The data sources consist of the following three parts:

As a research institute, we need to use crawler software to integrate national and local carbon-related data, including policy documents, news event and videos, etc. (about 150 TB of data), to support our research in the field of carbon neutrality and to form feasibility reports for reporting to local governments. As a carbon trading broker, we will build the "Alibaba" platform in the field of carbon trading, during which we need to review the corporate information, qualification documents, corporate video and trading log of both sides (about 100 TB of data), to help companies complete trading in a safe and credible manner. We will build an analysis and judgment platform for carbon trading, during which we need to download open source data from research institutions, such as State Forestry Administration, Tsinghua University, Central University of Finance and Economics, QuantData and other institutions that we cooperate with, 1.4 million enterprises' information (Average of about 100MB per enterprise, plus 20TB of open source data from institutions, a total of about 150TB), 100 urban forestry greening distribution maps and other information (about 100 TB of data in total), to build a carbon trading model for analysis of carbon emissions and carbon trading trends. In total we have about 500 TB of data and will send 10 copies to be stored on Filecoin."

roookie0823 commented 1 year ago

Hello,

There is clearly something wrong as the data of this application is also shared with the Smitsonian access data AND nexrad data. Those dataset's are incompatible and cannot have matches.

This either means that you have sold your datacap or that you have not build any dataset yourself and have been using data car files of other party's to make deals with.

Both above are against FIL+ rules. Notary's should hold off on signing until proper clarification has been given and remedy to restore the damage done.

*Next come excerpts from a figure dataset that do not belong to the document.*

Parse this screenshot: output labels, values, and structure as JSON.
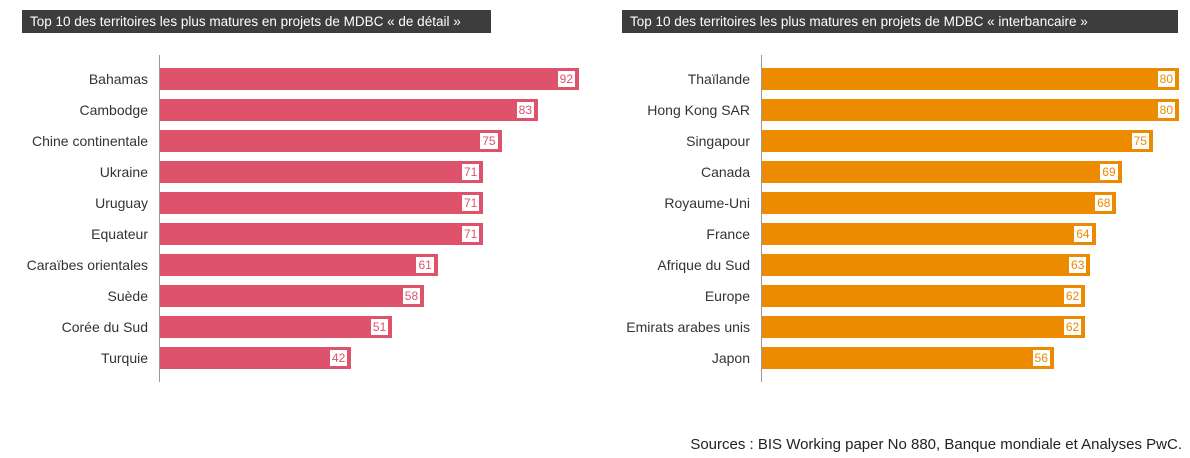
{
  "chart_data": [
    {
      "type": "bar",
      "orientation": "horizontal",
      "title": "Top 10 des territoires les plus matures en projets de MDBC « de détail »",
      "categories": [
        "Bahamas",
        "Cambodge",
        "Chine continentale",
        "Ukraine",
        "Uruguay",
        "Equateur",
        "Caraïbes orientales",
        "Suède",
        "Corée du Sud",
        "Turquie"
      ],
      "values": [
        92,
        83,
        75,
        71,
        71,
        71,
        61,
        58,
        51,
        42
      ],
      "color": "#de536b",
      "xlim": [
        0,
        92
      ]
    },
    {
      "type": "bar",
      "orientation": "horizontal",
      "title": "Top 10 des territoires les plus matures en projets de MDBC « interbancaire »",
      "categories": [
        "Thaïlande",
        "Hong Kong SAR",
        "Singapour",
        "Canada",
        "Royaume-Uni",
        "France",
        "Afrique du Sud",
        "Europe",
        "Emirats arabes unis",
        "Japon"
      ],
      "values": [
        80,
        80,
        75,
        69,
        68,
        64,
        63,
        62,
        62,
        56
      ],
      "color": "#ec8a00",
      "xlim": [
        0,
        80
      ]
    }
  ],
  "source": "Sources : BIS Working paper No 880, Banque mondiale et Analyses PwC."
}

Question 1: Regarding the problem that the CID is the same as others, we found it before and dealt with it immediately, and no such situation has occurred since then, in addition, our processed datasets are available for download via public IP, so if someone gets our download link, we can't control others to use our datasets. Question 2: Regarding the issues you suspect, we do not have such problems and they will not occur in the future.

cryptowhizzard commented 1 year ago

Regarding the issue of same CIDs, we fixed it as soon as we found it. Because our processed datasets are available for download via public IP, and If someone gets our links, we can't control other people using them. For data being stored in the same continent, the rules only prohibit the same SP from being stored in the same server room, but it can be stored in the same continent, and we also want the data to be stored all in Asia.

Hold my beer. Are you telling me that FilSwan and BDE are the ones commiting the fraud and not you?

I can ask BDE for you if you like to join the conversation and FilSwan?

To have this confirmed you tell me that this application:

https://github.com/filecoin-project/filecoin-plus-large-datasets/issues/391

Has used the data you build in their Smithsonian dataset without your permission , right???